One Weird Trick to Promote Academic Integrity

Patrick’s note, October 17, 2021: Though this post still represents my experience and thoughts, the Shu et al. (2012) paper cited below has been retracted due to evidence of fabricated data. I have addressed this in a subsequent post.

My Academic Integrity Baseline

My first academic teaching position was at Middlebury College, a small, prestigious liberal arts college in Vermont. During freshman orientation, students pledge to follow the school’s honor code. Faculty are expected to provide clear instructions and expectations regarding citation practices, collaboration, etc., and students are expected to follow these policies without faculty policing. When a Middlebury student submits an assignment or exam, they write and sign the honor pledge on that work.

“I have neither given nor received unauthorized aid on this assignment.”

This made part of my job as a faculty member quite easy, as it was the students’ responsibility to follow and enforce academic integrity. If fact, faculty are not even allowed to proctor an exam without special permission of the Dean of the College.

Struck By Reality

Because of this background, academic integrity was not something I initially thought much about while teaching.  This came back to bite me pretty quickly. On an overseas teaching engagement, I was teaching a short, intensive course to students who were not native English speakers. I gave an exam, and due to the nature of the situation, I thought it was fairest to allow students the use of their notes, lecture slides, and online dictionaries. Few students had printed the slides, so I allowed them to use laptops or phones to view them, like they had been doing in lecture. I was caught flat-footed when, only minutes into the exam, a number of students were blatantly looking at their neighbors’ exams or texting answers to one another. (At this moment my inner monologue channelled Michael Bluth, “I’ve made a huge mistake”). While I was frustrated, I felt that I shared the blame because students had incentive to cheat (they were being taught and tested under high pressure), and I had given them opportunity to do so. Under similar circumstances, I now arrange for a large classroom so I can space students out, and in fairness to the students, I still allow laptops, but no phones. That way I can easily see everyone’s laptop screen, and these two changes have resolved the issue.
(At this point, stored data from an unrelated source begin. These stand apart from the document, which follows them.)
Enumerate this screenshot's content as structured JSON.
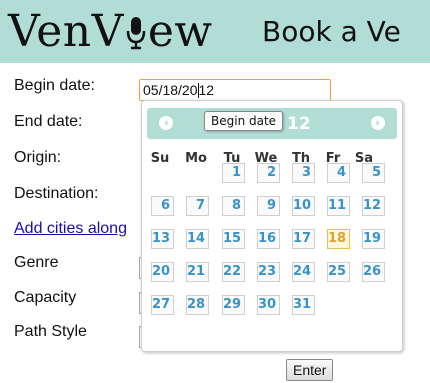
{
  "header": {
    "logo_prefix": "VenV",
    "logo_suffix": "ew",
    "subtitle": "Book a Ve"
  },
  "form": {
    "begin_date_label": "Begin date:",
    "end_date_label": "End date:",
    "origin_label": "Origin:",
    "destination_label": "Destination:",
    "add_cities_link": "Add cities along",
    "genre_label": "Genre",
    "capacity_label": "Capacity",
    "path_style_label": "Path Style",
    "begin_date_before_caret": "05/18/20",
    "begin_date_after_caret": "12",
    "enter_button": "Enter"
  },
  "datepicker": {
    "title_visible": "12",
    "tooltip": "Begin date",
    "weekdays": [
      "Su",
      "Mo",
      "Tu",
      "We",
      "Th",
      "Fr",
      "Sa"
    ],
    "selected_day": "18",
    "weeks": [
      [
        "",
        "",
        "1",
        "2",
        "3",
        "4",
        "5"
      ],
      [
        "6",
        "7",
        "8",
        "9",
        "10",
        "11",
        "12"
      ],
      [
        "13",
        "14",
        "15",
        "16",
        "17",
        "18",
        "19"
      ],
      [
        "20",
        "21",
        "22",
        "23",
        "24",
        "25",
        "26"
      ],
      [
        "27",
        "28",
        "29",
        "30",
        "31",
        "",
        ""
      ]
    ]
  },
  "colors": {
    "header_bg": "#b1ddd4",
    "day_text": "#3a93c8",
    "today_text": "#e0a030",
    "input_focus_border": "#e8a33a",
    "link": "#1a0dab"
  }
}
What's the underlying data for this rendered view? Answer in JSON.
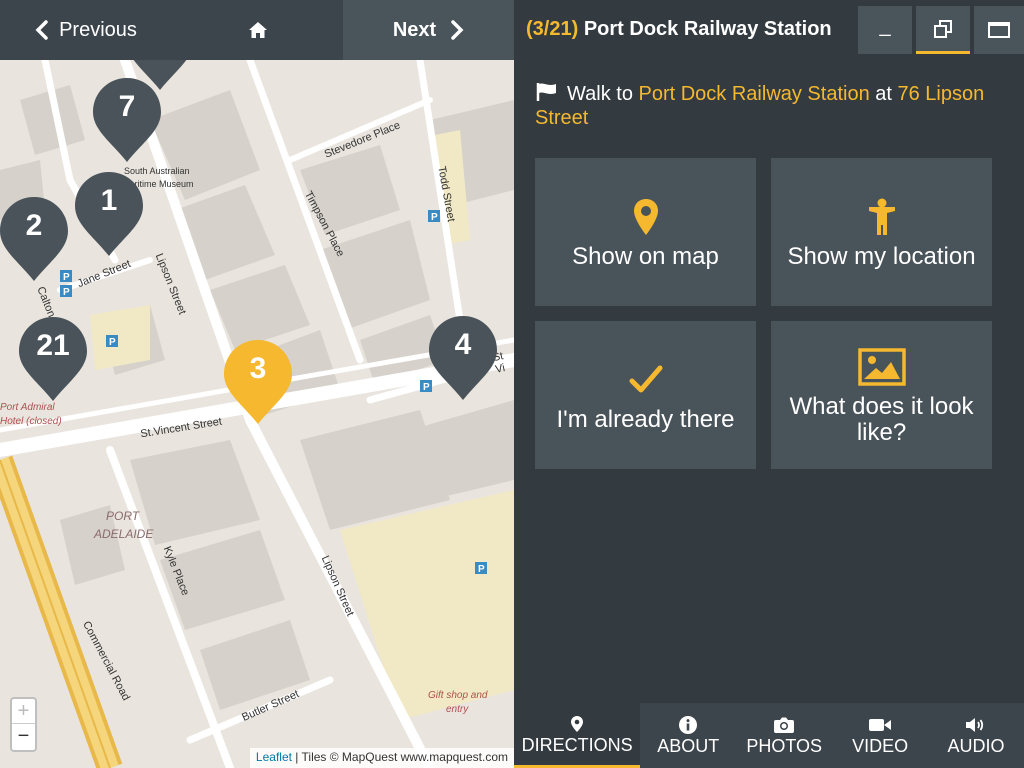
{
  "nav": {
    "prev_label": "Previous",
    "next_label": "Next"
  },
  "map": {
    "street_labels": [
      "Stevedore Place",
      "Todd Street",
      "Timpson Place",
      "Lipson Street",
      "Jane Street",
      "Calton",
      "St.Vincent Street",
      "Kyle Place",
      "Lipson Street",
      "Commercial Road",
      "Butler Street",
      "St Vi"
    ],
    "place_labels": [
      "South Australian",
      "Maritime Museum",
      "PORT",
      "ADELAIDE",
      "Port Admiral",
      "Hotel (closed)",
      "Gift shop and",
      "entry"
    ],
    "markers": [
      {
        "number": "7",
        "color": "#4a535a"
      },
      {
        "number": "1",
        "color": "#4a535a"
      },
      {
        "number": "2",
        "color": "#4a535a"
      },
      {
        "number": "21",
        "color": "#4a535a"
      },
      {
        "number": "3",
        "color": "#f5b82e"
      },
      {
        "number": "4",
        "color": "#4a535a"
      }
    ],
    "zoom_in": "+",
    "zoom_out": "−",
    "attribution_link": "Leaflet",
    "attribution_text": " | Tiles © MapQuest www.mapquest.com"
  },
  "panel": {
    "counter": "(3/21)",
    "title": "Port Dock Railway Station",
    "window_buttons": [
      "_",
      "restore",
      "maximize"
    ],
    "walk_prefix": "Walk to ",
    "walk_place": "Port Dock Railway Station",
    "walk_mid": " at ",
    "walk_address": "76 Lipson Street",
    "tiles": [
      {
        "label": "Show on map",
        "icon": "map-pin-icon"
      },
      {
        "label": "Show my location",
        "icon": "person-icon"
      },
      {
        "label": "I'm already there",
        "icon": "checkmark-icon"
      },
      {
        "label": "What does it look like?",
        "icon": "image-icon"
      }
    ],
    "tabs": [
      {
        "label": "DIRECTIONS",
        "icon": "map-pin-icon",
        "active": true
      },
      {
        "label": "ABOUT",
        "icon": "info-icon",
        "active": false
      },
      {
        "label": "PHOTOS",
        "icon": "camera-icon",
        "active": false
      },
      {
        "label": "VIDEO",
        "icon": "video-camera-icon",
        "active": false
      },
      {
        "label": "AUDIO",
        "icon": "speaker-icon",
        "active": false
      }
    ]
  },
  "colors": {
    "accent": "#f5b82e",
    "panel_bg": "#333b41",
    "tile_bg": "#49535a",
    "marker_dark": "#4a535a"
  }
}
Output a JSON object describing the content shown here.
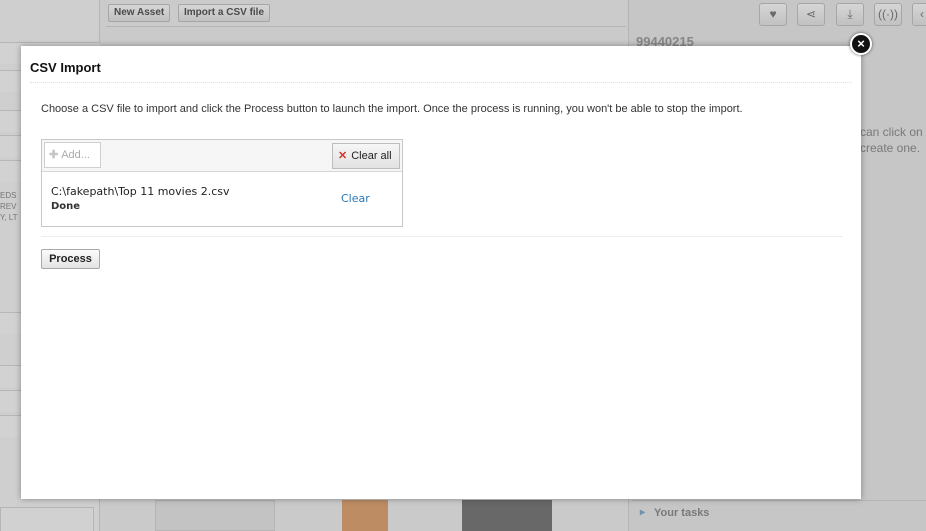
{
  "background": {
    "toolbar": {
      "new_asset": "New Asset",
      "import_csv": "Import a CSV file"
    },
    "asset_id": "99440215",
    "hint_lines": [
      "can click on",
      "create one."
    ],
    "left_fragments": [
      "EDS",
      "REV",
      "Y, LT"
    ],
    "tasks_label": "Your tasks",
    "icons": [
      "heart-icon",
      "share-icon",
      "download-icon",
      "broadcast-icon"
    ]
  },
  "modal": {
    "title": "CSV Import",
    "close_label": "×",
    "intro": "Choose a CSV file to import and click the Process button to launch the import. Once the process is running, you won't be able to stop the import.",
    "uploader": {
      "add_label": "Add...",
      "clear_all_label": "Clear all",
      "files": [
        {
          "name": "C:\\fakepath\\Top 11 movies 2.csv",
          "status": "Done",
          "clear_label": "Clear"
        }
      ]
    },
    "process_label": "Process"
  },
  "colors": {
    "link": "#2a7ab8",
    "clear_x": "#d0342c",
    "overlay_bg": "#d2d2d2"
  }
}
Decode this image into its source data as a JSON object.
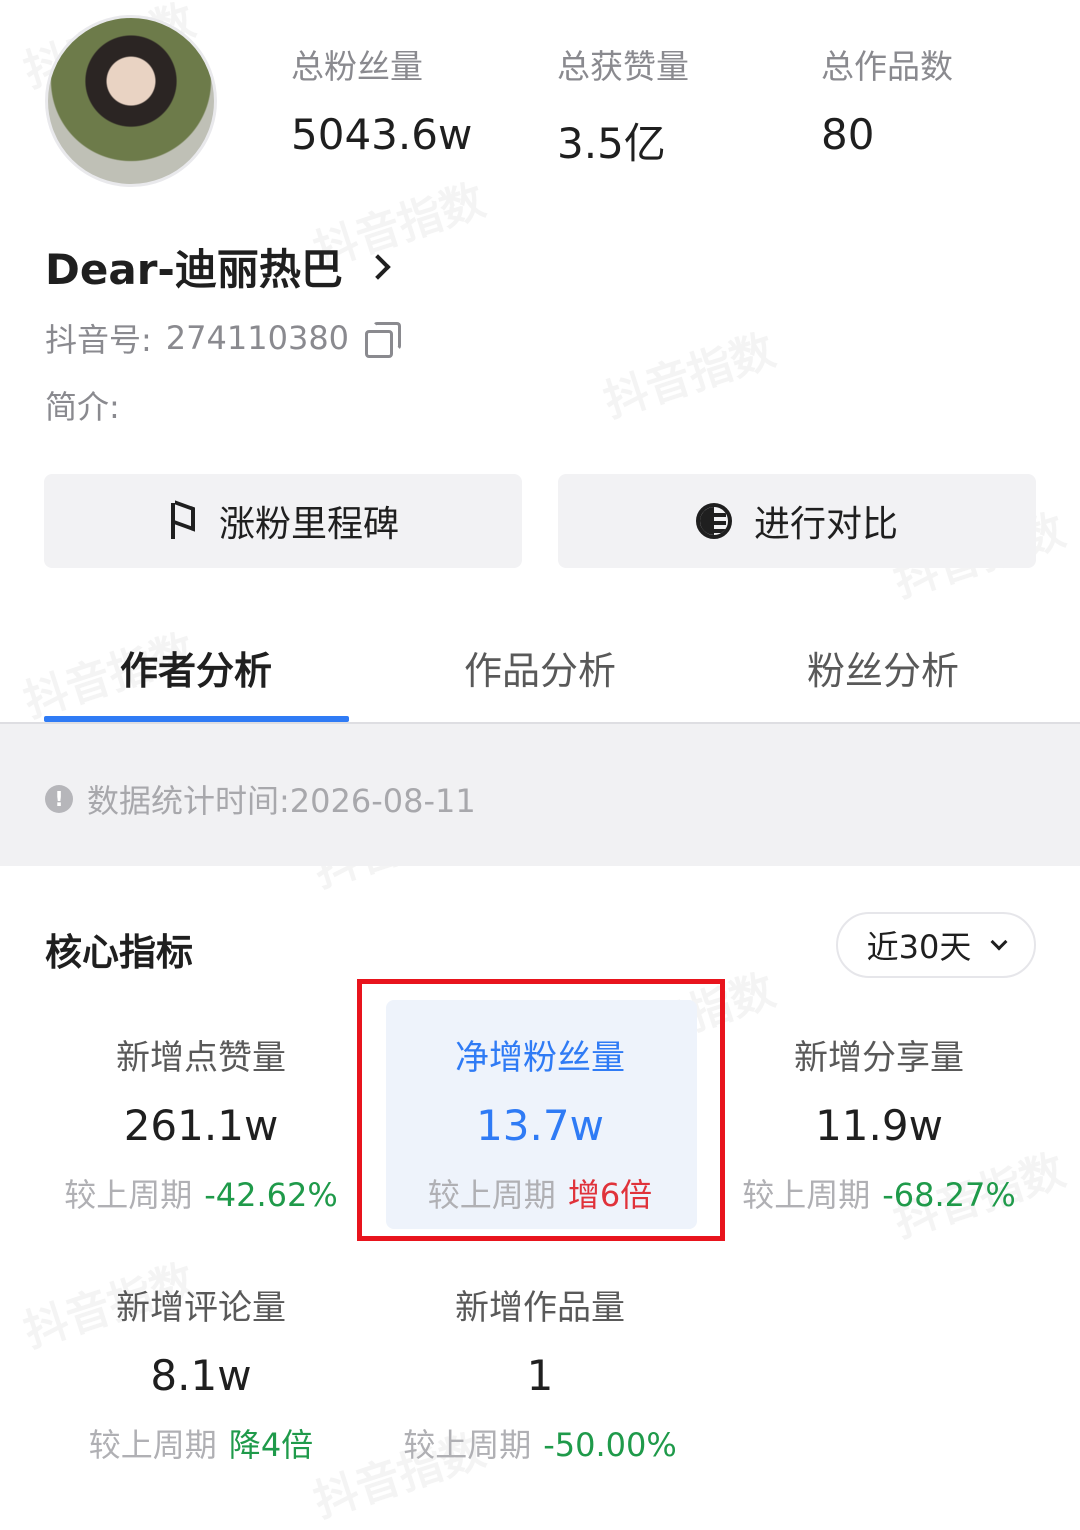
{
  "profile": {
    "stats": [
      {
        "label": "总粉丝量",
        "value": "5043.6w"
      },
      {
        "label": "总获赞量",
        "value": "3.5亿"
      },
      {
        "label": "总作品数",
        "value": "80"
      }
    ],
    "name": "Dear-迪丽热巴",
    "id_label": "抖音号:",
    "id_value": "274110380",
    "bio_label": "简介:"
  },
  "actions": {
    "milestone_label": "涨粉里程碑",
    "compare_label": "进行对比"
  },
  "tabs": [
    {
      "label": "作者分析",
      "active": true
    },
    {
      "label": "作品分析",
      "active": false
    },
    {
      "label": "粉丝分析",
      "active": false
    }
  ],
  "notice": {
    "text": "数据统计时间:2026-08-11"
  },
  "core": {
    "title": "核心指标",
    "range": "近30天",
    "compare_prefix": "较上周期",
    "metrics": [
      {
        "label": "新增点赞量",
        "value": "261.1w",
        "change": "-42.62%"
      },
      {
        "label": "净增粉丝量",
        "value": "13.7w",
        "change": "增6倍"
      },
      {
        "label": "新增分享量",
        "value": "11.9w",
        "change": "-68.27%"
      },
      {
        "label": "新增评论量",
        "value": "8.1w",
        "change": "降4倍"
      },
      {
        "label": "新增作品量",
        "value": "1",
        "change": "-50.00%"
      }
    ]
  },
  "watermark": "抖音指数",
  "colors": {
    "accent": "#2f7bf5",
    "positive_change": "#e0323a",
    "negative_change": "#1f9a4a",
    "highlight_border": "#e8141d"
  }
}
In an episode of NPR’s Hidden Brain podcast, Dan Ariely, a professor of psychology and behavioral economics at Duke University (and the author of The (Honest) Truth About Dishonesty), said a few things that resonated with me.

“What separates honest people from not honest people is not necessarily character. It’s opportunity.”

I think that’s a great point. To be clear, I’m not trying to single out or shame the group of students mentioned above. I believe everyone, given strong incentives and opportunity, is capable of behaving unethically. As an instructor, I think the best thing I can do to promote academic integrity is to minimize motivation and opportunity for cheating. Ariely also mentioned that several studies have replicated the findings of a PNAS paper I ran across a few years ago (Shu et al. 2012). We often encounter self-reporting situations (e.g., tax returns, insurance applications) where we are expected to volunteer some information, and then at the end of the document, we sign to verify that the information is true. The interesting finding is that people are more truthful if they sign to affirm their honesty prior to filling out the form instead of after.

One Weird Trick

Back to my click-bait title. I use regular, low-stakes online quizzes in my courses so my students have opportunities to engage in retrieval practice and distributed practice. Students are expected to complete these quizzes alone, so I try to minimize the incentive for unauthorized collaboration by making the stakes low. (Each quiz is worth ~1% of the final grade.) I do one more thing though, borrowing from Middlebury and the Shu study, my quizzes all start with a true/false question stating…

“I affirm that these quiz answers are my own. I have neither received assistance from, nor will I give assistance to, any other students with regard to this quiz.”

I don’t have direct evidence that this is effective, but I hope it emphasizes the importance of academic integrity and gives the students just a little pause if they are thinking about sharing their answers with others.